Si los anuncios se cumplen, este jueves puede marcar un hito importante en la lucha por preservar la libertad de prensa en Bolivia. El Tribunal de Imprenta se reunirá para tratar una denuncia del Procurador del Estado contra la directora y un periodista de La Razón por “complicidad” y “espionaje”, respectivamente, a raíz de un reportaje publicado el pasado 13 de abril.
Más allá del fallo de ese Tribunal sobre el tema que motivó su convocatoria por el Concejo Municipal, la apertura del proceso plasma la vigencia plena de una de las normas más sabias del ordenamiento legal de Bolivia, pese a las críticas y los intentos de cambiarla so pretexto de su antigüedad: la ley data de 1925, pero sus orígenes están en el código penal de 1834, cuando Andrés de Santa Cruz introdujo en la legislación de la República la tipificación del “delito de imprenta”.
Ya entonces -hace 180 años- la gente visionaria que construía la estructura legal e institucional de la República que se preparaba a cumplir su primera década de vida introdujo en el Código Penal una herramienta poderosa para la defensa de la prensa libre. El artículo 477 establece el “Secreto del Anónimo”. Con mayor propiedad, el secreto de imprenta, que es el que se pretendió obligar a violar mediante el juicio penal por vía ordinaria instaurado a los dos colegas de La Razón.
La prensa libre es, desde siempre, la mirada inquisidora de la sociedad sobre el manejo de la cosa pública. Ya en 1851 el “tata” Belzu obligó por eso a los funcionarios públicos a rebatir cualquier acusación periodística referente a sus funciones exigiendo desmentido público o acudir a la justicia en un plazo de cuatro meses, bajo “pena de destitución automática”. La Ley de Bases –antecedente directo de la Ley de Imprenta- promulgada por la presidencia de Achá en 1862, instauró los Jurados de Imprenta a ser organizados por los concejos municipales. Pero eliminó la conminatoria de Belzu al disponer que una probable ofensa a los funcionarios públicos prescribe a los cuatro meses de publicada, sin obligación del desmentido público ni peligro de destitución.
Fue sobre esa base argumental que concluyó en el 2002 el último caso –no estoy seguro si único— que juzgó un Tribunal de Imprenta, que declaró la prescripción de la demanda de un ex ministro de gobierno y ex senador contra el director de un matutino local. El Tribunal argumentó que la demanda fue presentada después de los plazos establecidos (cuatro meses) en la ley de Imprenta. La demanda fue interpuesta ocho meses después de aparecida la publicación.
El de ahora es un caso sin precedentes. No se trata de probar la veracidad o no de una publicación periodística o si se lastimó o no el derecho a la privacidad. Con el juicio penal se pretendió obligar a violar el secreto de la fuente, que es requisito fundamental para el libre ejercicio de la libertad de información y de expresión.

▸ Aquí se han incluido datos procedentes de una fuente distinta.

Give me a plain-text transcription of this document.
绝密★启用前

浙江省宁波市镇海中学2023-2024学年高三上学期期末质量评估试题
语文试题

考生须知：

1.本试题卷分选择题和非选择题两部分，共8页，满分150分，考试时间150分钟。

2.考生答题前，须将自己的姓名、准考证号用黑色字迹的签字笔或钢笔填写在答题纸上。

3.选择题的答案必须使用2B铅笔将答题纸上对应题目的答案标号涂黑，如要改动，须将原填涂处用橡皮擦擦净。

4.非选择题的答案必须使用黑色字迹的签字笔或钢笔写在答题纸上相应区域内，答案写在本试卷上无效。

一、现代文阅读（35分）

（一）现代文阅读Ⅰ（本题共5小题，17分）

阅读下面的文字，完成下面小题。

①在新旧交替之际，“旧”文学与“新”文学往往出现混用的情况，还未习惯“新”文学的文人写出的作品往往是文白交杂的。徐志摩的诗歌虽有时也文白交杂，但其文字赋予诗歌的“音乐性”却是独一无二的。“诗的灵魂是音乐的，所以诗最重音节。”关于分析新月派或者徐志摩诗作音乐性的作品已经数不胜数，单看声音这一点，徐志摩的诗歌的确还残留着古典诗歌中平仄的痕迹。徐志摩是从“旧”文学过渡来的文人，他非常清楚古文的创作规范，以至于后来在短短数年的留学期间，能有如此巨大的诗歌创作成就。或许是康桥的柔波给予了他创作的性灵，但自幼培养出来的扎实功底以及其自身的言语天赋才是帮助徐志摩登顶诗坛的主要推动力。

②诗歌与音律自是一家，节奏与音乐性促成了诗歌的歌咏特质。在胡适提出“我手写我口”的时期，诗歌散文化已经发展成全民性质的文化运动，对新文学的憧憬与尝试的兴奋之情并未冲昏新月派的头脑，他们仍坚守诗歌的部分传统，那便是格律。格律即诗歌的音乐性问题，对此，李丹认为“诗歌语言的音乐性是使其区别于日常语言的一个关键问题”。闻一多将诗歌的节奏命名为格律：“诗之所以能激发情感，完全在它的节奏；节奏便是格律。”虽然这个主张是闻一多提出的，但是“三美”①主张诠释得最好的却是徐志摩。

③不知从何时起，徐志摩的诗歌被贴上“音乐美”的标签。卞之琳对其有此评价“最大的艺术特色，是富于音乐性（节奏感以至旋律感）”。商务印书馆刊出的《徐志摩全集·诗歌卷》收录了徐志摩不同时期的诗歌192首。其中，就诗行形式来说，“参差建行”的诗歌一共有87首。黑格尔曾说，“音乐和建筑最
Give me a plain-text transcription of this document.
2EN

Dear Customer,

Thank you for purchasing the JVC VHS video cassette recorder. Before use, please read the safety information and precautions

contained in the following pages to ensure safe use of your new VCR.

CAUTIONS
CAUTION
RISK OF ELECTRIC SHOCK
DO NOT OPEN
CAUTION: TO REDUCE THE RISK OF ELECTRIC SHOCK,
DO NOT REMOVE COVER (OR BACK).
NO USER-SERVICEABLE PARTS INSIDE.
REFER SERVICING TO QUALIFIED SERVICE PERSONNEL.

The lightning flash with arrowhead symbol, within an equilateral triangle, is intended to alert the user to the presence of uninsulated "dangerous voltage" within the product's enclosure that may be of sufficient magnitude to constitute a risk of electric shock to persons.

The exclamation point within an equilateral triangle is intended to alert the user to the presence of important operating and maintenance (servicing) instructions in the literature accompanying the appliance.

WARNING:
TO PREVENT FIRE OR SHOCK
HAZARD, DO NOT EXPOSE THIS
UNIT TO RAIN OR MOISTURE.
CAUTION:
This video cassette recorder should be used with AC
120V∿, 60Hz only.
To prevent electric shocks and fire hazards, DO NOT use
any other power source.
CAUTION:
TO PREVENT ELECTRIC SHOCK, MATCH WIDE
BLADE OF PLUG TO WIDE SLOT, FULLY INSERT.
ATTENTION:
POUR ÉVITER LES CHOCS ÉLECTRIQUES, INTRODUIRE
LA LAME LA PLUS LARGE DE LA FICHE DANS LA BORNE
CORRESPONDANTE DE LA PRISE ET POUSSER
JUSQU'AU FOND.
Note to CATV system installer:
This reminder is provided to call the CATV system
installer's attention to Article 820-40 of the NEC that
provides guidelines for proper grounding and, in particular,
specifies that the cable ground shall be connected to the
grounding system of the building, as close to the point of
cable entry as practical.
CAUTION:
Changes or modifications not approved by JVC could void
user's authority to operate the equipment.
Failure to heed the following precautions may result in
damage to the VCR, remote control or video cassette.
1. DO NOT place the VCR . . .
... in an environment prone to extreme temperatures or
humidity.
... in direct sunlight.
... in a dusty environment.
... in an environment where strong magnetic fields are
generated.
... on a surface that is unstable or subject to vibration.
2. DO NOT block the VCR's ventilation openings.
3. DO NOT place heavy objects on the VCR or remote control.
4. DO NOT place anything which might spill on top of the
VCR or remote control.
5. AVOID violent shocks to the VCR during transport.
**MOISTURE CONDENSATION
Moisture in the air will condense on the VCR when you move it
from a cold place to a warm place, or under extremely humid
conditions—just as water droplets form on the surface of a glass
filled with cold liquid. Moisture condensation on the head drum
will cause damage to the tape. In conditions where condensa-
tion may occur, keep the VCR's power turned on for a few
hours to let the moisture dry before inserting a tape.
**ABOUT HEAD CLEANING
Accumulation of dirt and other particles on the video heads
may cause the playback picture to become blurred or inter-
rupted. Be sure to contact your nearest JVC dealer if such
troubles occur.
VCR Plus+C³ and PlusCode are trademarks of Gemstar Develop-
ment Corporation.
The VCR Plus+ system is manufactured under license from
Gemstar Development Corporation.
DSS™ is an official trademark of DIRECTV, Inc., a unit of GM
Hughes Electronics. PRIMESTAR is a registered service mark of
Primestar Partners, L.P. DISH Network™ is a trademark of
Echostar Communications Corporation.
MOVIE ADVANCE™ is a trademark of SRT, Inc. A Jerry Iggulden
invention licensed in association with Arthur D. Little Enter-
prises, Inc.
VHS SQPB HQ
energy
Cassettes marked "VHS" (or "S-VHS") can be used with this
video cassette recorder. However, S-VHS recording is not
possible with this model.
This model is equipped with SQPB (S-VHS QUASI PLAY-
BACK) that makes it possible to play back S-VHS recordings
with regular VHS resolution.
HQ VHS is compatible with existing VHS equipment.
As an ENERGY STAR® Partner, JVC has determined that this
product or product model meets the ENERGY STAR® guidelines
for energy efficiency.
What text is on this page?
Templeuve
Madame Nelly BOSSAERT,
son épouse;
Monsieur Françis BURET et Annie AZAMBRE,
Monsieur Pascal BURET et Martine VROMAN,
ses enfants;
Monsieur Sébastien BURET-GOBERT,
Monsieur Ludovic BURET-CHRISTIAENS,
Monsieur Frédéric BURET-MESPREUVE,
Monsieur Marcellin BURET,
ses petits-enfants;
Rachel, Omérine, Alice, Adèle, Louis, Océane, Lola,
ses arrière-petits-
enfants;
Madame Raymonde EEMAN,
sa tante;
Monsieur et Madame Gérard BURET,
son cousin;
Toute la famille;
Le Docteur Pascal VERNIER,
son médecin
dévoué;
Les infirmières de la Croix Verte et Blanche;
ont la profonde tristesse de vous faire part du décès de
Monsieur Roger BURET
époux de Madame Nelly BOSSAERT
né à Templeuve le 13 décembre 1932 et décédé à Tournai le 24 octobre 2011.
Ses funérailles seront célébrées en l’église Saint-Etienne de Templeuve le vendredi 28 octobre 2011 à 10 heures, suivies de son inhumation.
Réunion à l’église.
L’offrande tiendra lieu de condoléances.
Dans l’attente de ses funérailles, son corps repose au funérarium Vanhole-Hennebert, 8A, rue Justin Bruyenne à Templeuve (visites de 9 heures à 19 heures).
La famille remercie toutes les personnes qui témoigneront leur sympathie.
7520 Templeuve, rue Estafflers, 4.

El 22 de abril, cuando el procurador del Estado presentó su denuncia penal contra la directora de La Razón, Claudia Benavente, y el periodista Ricardo Aguilar, pedía acción penal por delitos de orden público y que el juez competente, vulnerando el artículo 8 de la ley de imprenta, levante el secreto de fuente. El 5 de agosto (cuatro meses y 13 días después), el tribunal de la judicatura aceptó la excepción de incompetencia y el 28 de noviembre (tres meses y 23 días después) derivó el caso al Concejo Municipal que convocó para este jueves a los 39 miembros del Tribunal de Imprenta.
Mucho se dijo, se escribió y se argumentó en los ocho meses transcurridos. A estas alturas, como desde el principio, es evidente que el reportaje en cuestión no lastimó en lo más mínimo la demanda marítima. La información sobre cómo triunfó la tesis de los “actos unilaterales” para sustentarla no revela absolutamente nada que en realidad no fuera conocido hasta su publicación.
En ese escenario, se podía interpretar que la intención era conocer al infidente dentro del gobierno (no importa porqué ni para qué) que le revela información reservada a la prensa. Se podría suponer, también, que se pretendía sentar un precedente interno, para impedir fuga de información, a partir de utilizar como pretexto un tema tan noble como la causa marítima, que nos une a todos. Y finalmente, es también válido suponer que la artillería estaba destinada a pulverizar la tan “obsoleta” ley de 1925.
Cualesquiera sea la motivación, no importa, se topó contra un muro firme de defensa de principios y valores imperecederos. La unidad del gremio se hizo evidente al superar diferencias ideológicas, partidarias o económicas para demostrar con argumentos jurídicos la razón de la razón. Al Tribunal de Imprenta le corresponderá ahora cerrar el tema.